Não consta que a cor faça parte do arco-íris ou sequer da escala de cores que compõem um semáforo, mas brevemente poderá vê-la em toda a cidade de Lisboa. Às zonas verdes, amarelas e vermelhas criadas há anos pela Empresa Municipal de Mobilidade e Estacionamento de Lisboa (EMEL), poderão juntar-se as “zonas mais do que vermelhas”, nas palavras do presidente da Câmara Municipal de Lisboa, Fernando Medina.

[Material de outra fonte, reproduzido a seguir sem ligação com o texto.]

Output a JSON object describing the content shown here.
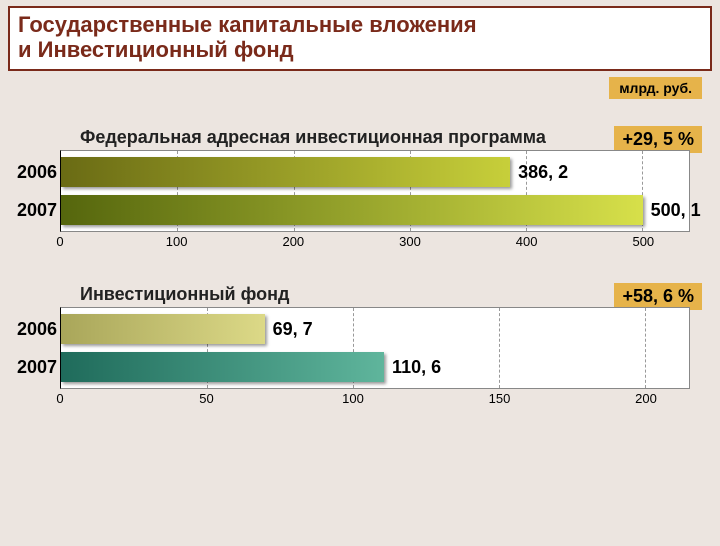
{
  "title_line1": "Государственные капитальные вложения",
  "title_line2": "и Инвестиционный фонд",
  "unit_label": "млрд. руб.",
  "background_color": "#ece5e0",
  "title_border_color": "#7a2a1a",
  "title_text_color": "#7a2a1a",
  "badge_bg": "#e6b34a",
  "chart1": {
    "title": "Федеральная адресная инвестиционная программа",
    "pct_label": "+29, 5 %",
    "xmax": 540,
    "ticks": [
      0,
      100,
      200,
      300,
      400,
      500
    ],
    "bars": [
      {
        "year": "2006",
        "value": 386.2,
        "label": "386, 2",
        "grad_from": "#6a6b14",
        "grad_to": "#c7cf3a"
      },
      {
        "year": "2007",
        "value": 500.1,
        "label": "500, 1",
        "grad_from": "#55660d",
        "grad_to": "#d7e04a"
      }
    ]
  },
  "chart2": {
    "title": "Инвестиционный фонд",
    "pct_label": "+58, 6 %",
    "xmax": 215,
    "ticks": [
      0,
      50,
      100,
      150,
      200
    ],
    "bars": [
      {
        "year": "2006",
        "value": 69.7,
        "label": "69, 7",
        "grad_from": "#a9a65a",
        "grad_to": "#dcd987"
      },
      {
        "year": "2007",
        "value": 110.6,
        "label": "110, 6",
        "grad_from": "#1f6b5b",
        "grad_to": "#5fb59c"
      }
    ]
  }
}
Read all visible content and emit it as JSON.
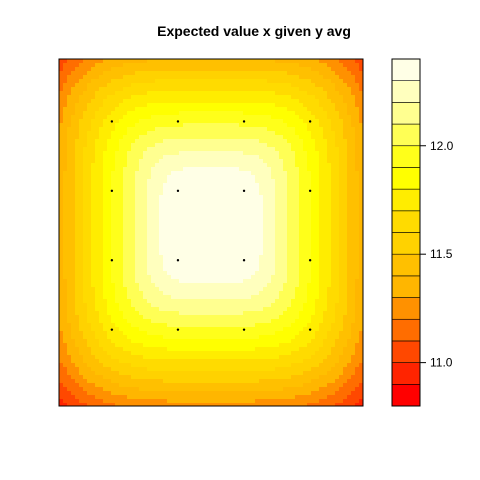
{
  "chart_data": {
    "type": "heatmap",
    "subtype": "filled-contour",
    "title": "Expected value x given y avg",
    "xlabel": "",
    "ylabel": "",
    "x_axis_shown": false,
    "y_axis_shown": false,
    "field_peak": 12.4,
    "field_min": 10.8,
    "grid_points": {
      "x": [
        1,
        2,
        3,
        4
      ],
      "y": [
        1,
        2,
        3,
        4
      ],
      "marker": "dot"
    },
    "colorbar": {
      "range": [
        10.8,
        12.4
      ],
      "ticks": [
        11.0,
        11.5,
        12.0
      ],
      "tick_labels": [
        "11.0",
        "11.5",
        "12.0"
      ],
      "levels": [
        10.8,
        10.9,
        11.0,
        11.1,
        11.2,
        11.3,
        11.4,
        11.5,
        11.6,
        11.7,
        11.8,
        11.9,
        12.0,
        12.1,
        12.2,
        12.3,
        12.4
      ],
      "colors": [
        "#FF0000",
        "#FF2400",
        "#FF4800",
        "#FF6D00",
        "#FF9100",
        "#FFB600",
        "#FFC000",
        "#FFD200",
        "#FFDB00",
        "#FFED00",
        "#FFFF00",
        "#FFFF1A",
        "#FFFF55",
        "#FFFF90",
        "#FFFFBE",
        "#FFFFE6"
      ]
    },
    "grid": false,
    "legend": "right (colorbar)"
  }
}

A plateia era de moradores do centro histórico, indignados com a falta de estacionamento no Chiado, Santa Catarina e Baixa, indignados com aquilo que dizem ser a inação da EMEL, indignados com a atuação da polícia. Aproveitando uma reunião descentralizada da câmara no Museu da Farmácia, junto ao Miradouro de Santa Catarina, os habitantes daquela zona levaram uma enxurrada de queixas aos membros do executivo. Fernando Medina, talvez surpreendido pela quantidade de pessoas que falaram sobre os problemas de estacionamento, prometeu-lhes que a alteração ao Regulamento Geral de Estacionamento e Paragem na Via Pública — atualmente em discussão pública –, apesar de “muito cirúrgica”, terá “muito impacto” na vida das pessoas.

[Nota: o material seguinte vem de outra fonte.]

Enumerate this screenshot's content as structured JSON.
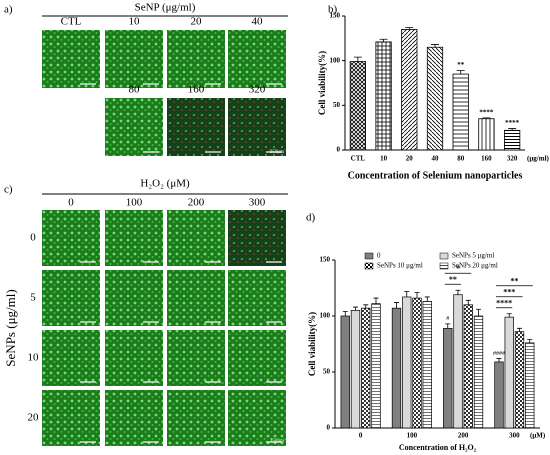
{
  "panel_labels": [
    "a)",
    "b)",
    "c)",
    "d)"
  ],
  "panel_a": {
    "title": "SeNP (μg/ml)",
    "labels": [
      "CTL",
      "10",
      "20",
      "40",
      "80",
      "160",
      "320"
    ],
    "scale_bar": "350μm"
  },
  "panel_c": {
    "title": "H₂O₂ (μM)",
    "column_labels": [
      "0",
      "100",
      "200",
      "300"
    ],
    "row_title": "SeNPs (μg/ml)",
    "row_labels": [
      "0",
      "5",
      "10",
      "20"
    ],
    "scale_bar": "350μm"
  },
  "chart_data": [
    {
      "type": "bar",
      "y_label": "Cell viability(%)",
      "x_label": "Concentration of Selenium nanoparticles",
      "x_unit": "(μg/ml)",
      "categories": [
        "CTL",
        "10",
        "20",
        "40",
        "80",
        "160",
        "320"
      ],
      "values": [
        99,
        121,
        135,
        115,
        85,
        35,
        22
      ],
      "errors": [
        5,
        3,
        2,
        3,
        4,
        1,
        2
      ],
      "color": "#ffffff",
      "ylim": [
        0,
        150
      ],
      "yticks": [
        0,
        50,
        100,
        150
      ],
      "annotations": [
        {
          "category": 4,
          "text": "**"
        },
        {
          "category": 5,
          "text": "****"
        },
        {
          "category": 6,
          "text": "****"
        }
      ]
    },
    {
      "type": "grouped_bar",
      "y_label": "Cell viability(%)",
      "x_label": "Concentration of H₂O₂",
      "x_unit": "(μM)",
      "categories": [
        "0",
        "100",
        "200",
        "300"
      ],
      "series": [
        {
          "name": "0",
          "color": "#808080",
          "values": [
            100,
            107,
            89,
            59
          ],
          "errors": [
            4,
            5,
            4,
            3
          ]
        },
        {
          "name": "SeNPs 5 μg/ml",
          "color": "#d9d9d9",
          "values": [
            105,
            117,
            119,
            99
          ],
          "errors": [
            3,
            5,
            4,
            3
          ]
        },
        {
          "name": "SeNPs 10 μg/ml",
          "color": "#ffffff",
          "values": [
            107,
            116,
            110,
            86
          ],
          "errors": [
            3,
            5,
            4,
            3
          ]
        },
        {
          "name": "SeNPs 20 μg/ml",
          "color": "#ffffff",
          "values": [
            111,
            113,
            100,
            76
          ],
          "errors": [
            5,
            4,
            6,
            3
          ]
        }
      ],
      "ylim": [
        0,
        150
      ],
      "yticks": [
        0,
        50,
        100,
        150
      ],
      "legend": "top",
      "marks": [
        {
          "series": 0,
          "category": 2,
          "text": "#"
        },
        {
          "series": 0,
          "category": 3,
          "text": "####"
        }
      ],
      "brackets": [
        {
          "category": 2,
          "from": 0,
          "to": 1,
          "text": "**"
        },
        {
          "category": 2,
          "from": 0,
          "to": 2,
          "text": "*"
        },
        {
          "category": 3,
          "from": 0,
          "to": 1,
          "text": "****"
        },
        {
          "category": 3,
          "from": 0,
          "to": 2,
          "text": "***"
        },
        {
          "category": 3,
          "from": 0,
          "to": 3,
          "text": "**"
        }
      ]
    }
  ]
}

Por um lado, explicou o autarca, “a EMEL vai ficar com a concessão de toda a área da cidade”, podendo atuar em zonas onde ainda não está presente. Por outro, o novo regulamento vai permitir a agilização de procedimentos que até agora exigem bastante burocracia. É o caso, por exemplo, da alteração dos limites das diferentes zonas de estacionamento, exigida por alguns moradores do Chiado que se queixam de não ter alternativas para deixar o carro, uma vez que, nas redondezas, há sítios onde o estacionamento é totalmente proibido.

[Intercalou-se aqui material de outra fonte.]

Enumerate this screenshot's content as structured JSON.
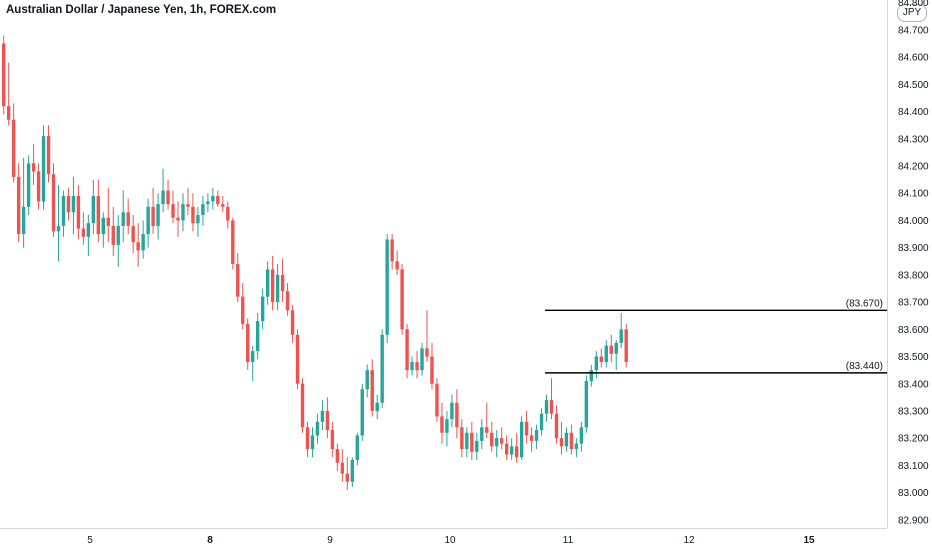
{
  "header": {
    "title": "Australian Dollar / Japanese Yen, 1h, FOREX.com",
    "currency": "JPY"
  },
  "colors": {
    "up": "#26a69a",
    "down": "#ef5350",
    "axis": "#d1d4dc",
    "line": "#000000"
  },
  "chart_data": {
    "type": "candlestick",
    "title": "Australian Dollar / Japanese Yen, 1h, FOREX.com",
    "ylim": [
      82.87,
      84.81
    ],
    "y_ticks": [
      "84.800",
      "84.700",
      "84.600",
      "84.500",
      "84.400",
      "84.300",
      "84.200",
      "84.100",
      "84.000",
      "83.900",
      "83.800",
      "83.700",
      "83.600",
      "83.500",
      "83.400",
      "83.300",
      "83.200",
      "83.100",
      "83.000",
      "82.900"
    ],
    "x_ticks": [
      {
        "label": "5",
        "bold": false
      },
      {
        "label": "8",
        "bold": true
      },
      {
        "label": "9",
        "bold": false
      },
      {
        "label": "10",
        "bold": false
      },
      {
        "label": "11",
        "bold": false
      },
      {
        "label": "12",
        "bold": false
      },
      {
        "label": "15",
        "bold": true
      }
    ],
    "levels": [
      {
        "value": 83.67,
        "label": "(83.670)"
      },
      {
        "value": 83.44,
        "label": "(83.440)"
      }
    ],
    "candles": [
      [
        84.65,
        84.68,
        84.39,
        84.42
      ],
      [
        84.42,
        84.58,
        84.35,
        84.37
      ],
      [
        84.37,
        84.43,
        84.14,
        84.16
      ],
      [
        84.16,
        84.21,
        83.92,
        83.95
      ],
      [
        83.95,
        84.23,
        83.9,
        84.05
      ],
      [
        84.05,
        84.24,
        84.02,
        84.21
      ],
      [
        84.21,
        84.28,
        84.13,
        84.18
      ],
      [
        84.18,
        84.21,
        84.04,
        84.07
      ],
      [
        84.07,
        84.35,
        84.04,
        84.31
      ],
      [
        84.31,
        84.35,
        84.14,
        84.17
      ],
      [
        84.17,
        84.21,
        83.94,
        83.96
      ],
      [
        83.96,
        84.13,
        83.85,
        83.98
      ],
      [
        83.98,
        84.11,
        83.94,
        84.09
      ],
      [
        84.09,
        84.12,
        84.0,
        84.03
      ],
      [
        84.03,
        84.16,
        83.95,
        84.09
      ],
      [
        84.09,
        84.13,
        83.93,
        83.97
      ],
      [
        83.97,
        84.03,
        83.91,
        83.94
      ],
      [
        83.94,
        84.02,
        83.87,
        83.99
      ],
      [
        83.99,
        84.15,
        83.95,
        84.09
      ],
      [
        84.09,
        84.15,
        83.92,
        83.95
      ],
      [
        83.95,
        84.03,
        83.9,
        84.01
      ],
      [
        84.01,
        84.12,
        83.92,
        83.98
      ],
      [
        83.98,
        84.05,
        83.87,
        83.91
      ],
      [
        83.91,
        84.02,
        83.83,
        83.98
      ],
      [
        83.98,
        84.11,
        83.92,
        84.03
      ],
      [
        84.03,
        84.08,
        83.95,
        83.98
      ],
      [
        83.98,
        84.02,
        83.88,
        83.92
      ],
      [
        83.92,
        83.99,
        83.83,
        83.89
      ],
      [
        83.89,
        84.0,
        83.86,
        83.95
      ],
      [
        83.95,
        84.08,
        83.9,
        84.05
      ],
      [
        84.05,
        84.12,
        83.95,
        83.98
      ],
      [
        83.98,
        84.1,
        83.93,
        84.06
      ],
      [
        84.06,
        84.19,
        84.03,
        84.11
      ],
      [
        84.11,
        84.15,
        84.04,
        84.06
      ],
      [
        84.06,
        84.11,
        83.99,
        84.01
      ],
      [
        84.01,
        84.07,
        83.94,
        84.0
      ],
      [
        84.0,
        84.1,
        83.96,
        84.06
      ],
      [
        84.06,
        84.12,
        84.02,
        84.05
      ],
      [
        84.05,
        84.1,
        83.96,
        83.99
      ],
      [
        83.99,
        84.05,
        83.94,
        84.02
      ],
      [
        84.02,
        84.09,
        83.98,
        84.06
      ],
      [
        84.06,
        84.1,
        84.03,
        84.07
      ],
      [
        84.07,
        84.12,
        84.04,
        84.09
      ],
      [
        84.09,
        84.11,
        84.05,
        84.06
      ],
      [
        84.06,
        84.09,
        84.03,
        84.05
      ],
      [
        84.05,
        84.07,
        83.97,
        84.0
      ],
      [
        84.0,
        84.01,
        83.82,
        83.84
      ],
      [
        83.84,
        83.88,
        83.7,
        83.72
      ],
      [
        83.72,
        83.77,
        83.6,
        83.62
      ],
      [
        83.62,
        83.64,
        83.45,
        83.48
      ],
      [
        83.48,
        83.54,
        83.41,
        83.52
      ],
      [
        83.52,
        83.66,
        83.49,
        83.63
      ],
      [
        83.63,
        83.75,
        83.6,
        83.72
      ],
      [
        83.72,
        83.85,
        83.69,
        83.82
      ],
      [
        83.82,
        83.87,
        83.67,
        83.7
      ],
      [
        83.7,
        83.84,
        83.67,
        83.8
      ],
      [
        83.8,
        83.86,
        83.7,
        83.74
      ],
      [
        83.74,
        83.77,
        83.65,
        83.67
      ],
      [
        83.67,
        83.69,
        83.55,
        83.58
      ],
      [
        83.58,
        83.6,
        83.38,
        83.4
      ],
      [
        83.4,
        83.42,
        83.22,
        83.24
      ],
      [
        83.24,
        83.26,
        83.13,
        83.16
      ],
      [
        83.16,
        83.24,
        83.13,
        83.21
      ],
      [
        83.21,
        83.29,
        83.18,
        83.26
      ],
      [
        83.26,
        83.34,
        83.23,
        83.3
      ],
      [
        83.3,
        83.35,
        83.2,
        83.23
      ],
      [
        83.23,
        83.26,
        83.13,
        83.16
      ],
      [
        83.16,
        83.18,
        83.08,
        83.11
      ],
      [
        83.11,
        83.16,
        83.04,
        83.07
      ],
      [
        83.07,
        83.13,
        83.01,
        83.04
      ],
      [
        83.04,
        83.13,
        83.02,
        83.12
      ],
      [
        83.12,
        83.22,
        83.1,
        83.21
      ],
      [
        83.21,
        83.4,
        83.19,
        83.38
      ],
      [
        83.38,
        83.47,
        83.35,
        83.45
      ],
      [
        83.45,
        83.49,
        83.28,
        83.3
      ],
      [
        83.3,
        83.36,
        83.27,
        83.33
      ],
      [
        83.33,
        83.6,
        83.31,
        83.58
      ],
      [
        83.58,
        83.95,
        83.55,
        83.93
      ],
      [
        83.93,
        83.95,
        83.82,
        83.85
      ],
      [
        83.85,
        83.89,
        83.8,
        83.82
      ],
      [
        83.82,
        83.84,
        83.58,
        83.6
      ],
      [
        83.6,
        83.62,
        83.42,
        83.45
      ],
      [
        83.45,
        83.5,
        83.43,
        83.48
      ],
      [
        83.48,
        83.52,
        83.42,
        83.45
      ],
      [
        83.45,
        83.55,
        83.43,
        83.53
      ],
      [
        83.53,
        83.67,
        83.48,
        83.5
      ],
      [
        83.5,
        83.55,
        83.38,
        83.4
      ],
      [
        83.4,
        83.42,
        83.26,
        83.28
      ],
      [
        83.28,
        83.33,
        83.18,
        83.22
      ],
      [
        83.22,
        83.3,
        83.17,
        83.27
      ],
      [
        83.27,
        83.36,
        83.24,
        83.33
      ],
      [
        83.33,
        83.38,
        83.2,
        83.24
      ],
      [
        83.24,
        83.27,
        83.13,
        83.16
      ],
      [
        83.16,
        83.24,
        83.13,
        83.22
      ],
      [
        83.22,
        83.26,
        83.12,
        83.15
      ],
      [
        83.15,
        83.22,
        83.12,
        83.19
      ],
      [
        83.19,
        83.27,
        83.16,
        83.24
      ],
      [
        83.24,
        83.33,
        83.2,
        83.22
      ],
      [
        83.22,
        83.26,
        83.15,
        83.17
      ],
      [
        83.17,
        83.23,
        83.13,
        83.2
      ],
      [
        83.2,
        83.24,
        83.16,
        83.18
      ],
      [
        83.18,
        83.21,
        83.12,
        83.14
      ],
      [
        83.14,
        83.2,
        83.12,
        83.17
      ],
      [
        83.17,
        83.22,
        83.11,
        83.13
      ],
      [
        83.13,
        83.28,
        83.12,
        83.26
      ],
      [
        83.26,
        83.3,
        83.18,
        83.21
      ],
      [
        83.21,
        83.24,
        83.15,
        83.19
      ],
      [
        83.19,
        83.25,
        83.16,
        83.23
      ],
      [
        83.23,
        83.31,
        83.21,
        83.29
      ],
      [
        83.29,
        83.36,
        83.26,
        83.34
      ],
      [
        83.34,
        83.42,
        83.27,
        83.29
      ],
      [
        83.29,
        83.32,
        83.18,
        83.2
      ],
      [
        83.2,
        83.26,
        83.14,
        83.17
      ],
      [
        83.17,
        83.24,
        83.15,
        83.22
      ],
      [
        83.22,
        83.25,
        83.14,
        83.16
      ],
      [
        83.16,
        83.2,
        83.13,
        83.18
      ],
      [
        83.18,
        83.26,
        83.15,
        83.24
      ],
      [
        83.24,
        83.43,
        83.22,
        83.41
      ],
      [
        83.41,
        83.47,
        83.39,
        83.45
      ],
      [
        83.45,
        83.52,
        83.42,
        83.5
      ],
      [
        83.5,
        83.53,
        83.46,
        83.48
      ],
      [
        83.48,
        83.56,
        83.46,
        83.54
      ],
      [
        83.54,
        83.58,
        83.48,
        83.51
      ],
      [
        83.51,
        83.56,
        83.45,
        83.55
      ],
      [
        83.55,
        83.66,
        83.53,
        83.6
      ],
      [
        83.6,
        83.62,
        83.46,
        83.48
      ]
    ]
  }
}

Por fim, Medina assegurou que esta alteração regulamentar vai permitir uma “gestão mais flexível dos tarifários” e a criação de novas zonas. “Zonas… eu não diria vermelhas, mas mais do que vermelhas”, disse o presidente da câmara, deixando assim em aberto a possibilidade de criar tarifas altamente desincentivadoras do uso do automóvel em certos locais. Como o centro histórico, onde os lugares de estacionamento estão quase sempre ocupados por carros de não-moradores — queixam-se os moradores. Atualmente, as zonas definidas pela EMEL distinguem-se por cores conforme o preço praticado: nas verdes o estacionamento é mais barato (0,80 euros por hora) e nas vermelhas é mais caro (1,60 euros por hora).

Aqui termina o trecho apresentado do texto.